Marines.Together We Served

Wednesday, May 27, 2015

On Being Conservative

              There certainly seems to be a greater divide between Conservatives and Liberals today. But I’ve always tried to have fun with the differences. Though less and less humor is focused on philosophical, political and theological differences regardless of where you stand in the continuum of Far Left to Far Right.

Words of wise counsel were given to me by my step father when I was a child. He said, “Don’t take yourself too seriously.” Because I tend to take myself and everything else too seriously, this was important for me to hear.

During my time in the Navy Chaplain Corps (1983-2008) I was selected to attend post-graduate school. This means you attend a school of higher learning to study at the doctoral level for one year. My field of academic endeavor was Pastoral Counseling. The school was the School of Theology at Claremont (STC), in a suburb of Los Angeles. I had a wonderful time that year (1990-91)! Several moments stand out as I reflect back. Allow me to share them with you.

Prior to the school year beginning, I was asked to speak at a conference of my denomination in L.A. I shared how I was tickled to have been selected to attend post-grad school at STC. After my talk I was approached by a number of church members telling me that they would be praying for me while I was at STC. I noticed that many of them appeared to be very concerned for me. STC is known to be a very liberal school in every way possible. I chose to attend there because it had the highest academic rating nationally. So I divined that these dear friends in Christ were concerned that I might somehow wind up being influenced, and thus change my views to conform to the liberal view of Christianity. I laughed at the absurdity (they obviously didn’t know me). I challenged them to pray for the school because I intended to proclaim Jesus there!

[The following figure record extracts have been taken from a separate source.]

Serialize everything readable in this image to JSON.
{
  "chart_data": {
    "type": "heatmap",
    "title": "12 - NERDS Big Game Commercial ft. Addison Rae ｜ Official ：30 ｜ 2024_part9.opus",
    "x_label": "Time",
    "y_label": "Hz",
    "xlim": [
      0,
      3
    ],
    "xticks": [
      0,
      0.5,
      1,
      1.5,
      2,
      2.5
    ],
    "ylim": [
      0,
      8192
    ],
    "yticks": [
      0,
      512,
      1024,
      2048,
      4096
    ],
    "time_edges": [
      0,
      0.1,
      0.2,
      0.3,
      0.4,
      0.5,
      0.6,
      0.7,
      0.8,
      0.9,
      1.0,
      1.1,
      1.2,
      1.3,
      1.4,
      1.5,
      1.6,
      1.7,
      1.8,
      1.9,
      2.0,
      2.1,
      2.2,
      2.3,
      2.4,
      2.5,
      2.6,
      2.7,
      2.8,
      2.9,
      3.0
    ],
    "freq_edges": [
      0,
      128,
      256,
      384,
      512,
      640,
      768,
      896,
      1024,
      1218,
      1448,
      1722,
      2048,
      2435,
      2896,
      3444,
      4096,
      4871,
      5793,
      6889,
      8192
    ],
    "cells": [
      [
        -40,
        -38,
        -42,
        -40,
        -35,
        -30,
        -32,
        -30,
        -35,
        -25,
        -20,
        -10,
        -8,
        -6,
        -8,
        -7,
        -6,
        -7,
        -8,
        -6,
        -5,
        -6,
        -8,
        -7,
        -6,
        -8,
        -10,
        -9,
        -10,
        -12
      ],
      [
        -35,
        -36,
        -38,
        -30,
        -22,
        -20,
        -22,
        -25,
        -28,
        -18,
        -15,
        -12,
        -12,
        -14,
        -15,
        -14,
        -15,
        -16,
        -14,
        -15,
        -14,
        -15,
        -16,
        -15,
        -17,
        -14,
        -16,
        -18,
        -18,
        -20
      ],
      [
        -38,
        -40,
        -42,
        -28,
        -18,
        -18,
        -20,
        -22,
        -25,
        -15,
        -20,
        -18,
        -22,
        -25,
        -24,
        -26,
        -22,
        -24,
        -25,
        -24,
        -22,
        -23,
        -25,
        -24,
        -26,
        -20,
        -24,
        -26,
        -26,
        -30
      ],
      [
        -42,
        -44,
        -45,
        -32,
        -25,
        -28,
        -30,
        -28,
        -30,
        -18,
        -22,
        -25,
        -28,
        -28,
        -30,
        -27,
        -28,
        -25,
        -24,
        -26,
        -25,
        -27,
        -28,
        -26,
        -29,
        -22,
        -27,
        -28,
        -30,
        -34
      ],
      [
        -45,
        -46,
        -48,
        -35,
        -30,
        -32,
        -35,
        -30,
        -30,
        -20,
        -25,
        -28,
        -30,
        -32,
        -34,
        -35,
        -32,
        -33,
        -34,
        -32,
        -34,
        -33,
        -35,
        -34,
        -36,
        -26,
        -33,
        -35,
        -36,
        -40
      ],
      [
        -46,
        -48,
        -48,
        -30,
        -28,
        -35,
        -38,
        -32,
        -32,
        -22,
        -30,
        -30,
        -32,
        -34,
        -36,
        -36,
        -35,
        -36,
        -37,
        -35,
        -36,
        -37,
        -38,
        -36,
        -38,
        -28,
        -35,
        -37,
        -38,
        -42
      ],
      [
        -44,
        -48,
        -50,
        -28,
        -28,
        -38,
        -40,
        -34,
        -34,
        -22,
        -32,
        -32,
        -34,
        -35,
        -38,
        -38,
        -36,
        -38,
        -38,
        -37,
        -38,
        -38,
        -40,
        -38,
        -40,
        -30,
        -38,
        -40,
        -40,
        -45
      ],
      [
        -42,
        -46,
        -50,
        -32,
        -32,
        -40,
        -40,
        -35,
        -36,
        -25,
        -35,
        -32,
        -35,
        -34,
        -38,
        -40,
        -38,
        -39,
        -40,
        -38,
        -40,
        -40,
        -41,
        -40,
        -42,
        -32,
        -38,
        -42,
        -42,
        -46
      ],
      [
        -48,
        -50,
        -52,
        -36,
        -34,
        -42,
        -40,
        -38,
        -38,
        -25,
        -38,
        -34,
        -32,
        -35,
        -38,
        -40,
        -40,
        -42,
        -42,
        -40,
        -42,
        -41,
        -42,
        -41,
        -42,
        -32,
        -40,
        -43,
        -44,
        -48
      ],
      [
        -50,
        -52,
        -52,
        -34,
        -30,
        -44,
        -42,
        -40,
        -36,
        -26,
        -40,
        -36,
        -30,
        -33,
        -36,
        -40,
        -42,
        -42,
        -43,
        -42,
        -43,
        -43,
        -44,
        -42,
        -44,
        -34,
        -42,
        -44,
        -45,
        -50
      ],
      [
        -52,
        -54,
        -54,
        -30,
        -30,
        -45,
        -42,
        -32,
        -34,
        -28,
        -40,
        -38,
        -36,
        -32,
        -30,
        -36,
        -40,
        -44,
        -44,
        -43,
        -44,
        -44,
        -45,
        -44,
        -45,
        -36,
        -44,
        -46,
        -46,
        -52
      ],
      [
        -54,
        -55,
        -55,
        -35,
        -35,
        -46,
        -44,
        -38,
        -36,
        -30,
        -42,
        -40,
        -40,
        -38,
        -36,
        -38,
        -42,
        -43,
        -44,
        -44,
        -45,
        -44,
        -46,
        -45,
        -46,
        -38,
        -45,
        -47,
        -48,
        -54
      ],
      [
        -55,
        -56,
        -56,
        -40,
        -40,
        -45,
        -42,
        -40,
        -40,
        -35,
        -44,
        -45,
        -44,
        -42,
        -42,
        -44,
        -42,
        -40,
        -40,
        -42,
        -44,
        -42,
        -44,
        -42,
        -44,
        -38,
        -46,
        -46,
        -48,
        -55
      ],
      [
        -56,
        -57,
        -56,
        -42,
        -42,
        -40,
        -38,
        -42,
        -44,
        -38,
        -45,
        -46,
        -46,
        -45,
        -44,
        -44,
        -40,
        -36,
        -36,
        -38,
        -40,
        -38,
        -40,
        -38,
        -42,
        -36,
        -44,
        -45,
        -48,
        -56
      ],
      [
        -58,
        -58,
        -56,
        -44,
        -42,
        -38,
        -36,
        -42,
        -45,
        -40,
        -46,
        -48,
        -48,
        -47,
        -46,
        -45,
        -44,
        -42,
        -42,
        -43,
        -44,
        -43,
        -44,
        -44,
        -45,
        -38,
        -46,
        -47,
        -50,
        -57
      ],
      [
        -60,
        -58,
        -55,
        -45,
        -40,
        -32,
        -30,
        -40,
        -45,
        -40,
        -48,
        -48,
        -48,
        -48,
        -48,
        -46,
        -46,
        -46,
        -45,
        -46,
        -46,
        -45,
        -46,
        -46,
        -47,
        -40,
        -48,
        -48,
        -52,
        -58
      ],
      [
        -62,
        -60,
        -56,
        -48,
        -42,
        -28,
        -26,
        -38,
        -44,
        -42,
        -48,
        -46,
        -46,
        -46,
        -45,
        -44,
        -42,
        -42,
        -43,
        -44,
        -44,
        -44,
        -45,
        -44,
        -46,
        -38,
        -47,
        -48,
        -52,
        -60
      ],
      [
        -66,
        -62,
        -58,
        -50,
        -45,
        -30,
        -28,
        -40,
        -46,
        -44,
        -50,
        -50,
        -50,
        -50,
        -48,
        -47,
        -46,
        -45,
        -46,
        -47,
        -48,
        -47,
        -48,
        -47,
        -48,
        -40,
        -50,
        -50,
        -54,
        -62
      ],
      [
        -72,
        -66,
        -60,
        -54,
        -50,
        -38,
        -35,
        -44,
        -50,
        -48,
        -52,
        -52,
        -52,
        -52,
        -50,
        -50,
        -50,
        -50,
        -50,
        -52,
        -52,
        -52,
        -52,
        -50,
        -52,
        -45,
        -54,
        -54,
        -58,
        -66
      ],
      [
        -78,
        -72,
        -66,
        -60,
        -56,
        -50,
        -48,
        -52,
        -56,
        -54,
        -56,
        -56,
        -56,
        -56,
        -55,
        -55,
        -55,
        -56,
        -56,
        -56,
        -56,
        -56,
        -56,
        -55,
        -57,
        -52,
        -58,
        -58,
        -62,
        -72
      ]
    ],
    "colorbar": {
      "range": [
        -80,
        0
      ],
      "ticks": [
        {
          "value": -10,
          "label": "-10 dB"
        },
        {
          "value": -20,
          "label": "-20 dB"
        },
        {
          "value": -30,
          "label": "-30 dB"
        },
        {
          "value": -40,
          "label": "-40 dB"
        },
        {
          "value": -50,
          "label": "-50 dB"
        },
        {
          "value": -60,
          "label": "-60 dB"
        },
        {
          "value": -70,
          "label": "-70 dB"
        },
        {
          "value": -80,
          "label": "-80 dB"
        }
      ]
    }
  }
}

In August of 1990, Iraq had invaded Kuwait, you may remember. The United States then geared up for war. The faculty, staff and many students of STC decided to engage in a protest march. Well, I wanted none of that, so I decided that since I was on active duty while attending this institution of higher learning I would wear my uniform to school one day a week throughout my year there. My purpose in doing this was to visually remind them that American men and women were putting themselves in harm’s way so all of us could live in liberty and freedom. No one ever said anything, but I definitely upset their sensibilities.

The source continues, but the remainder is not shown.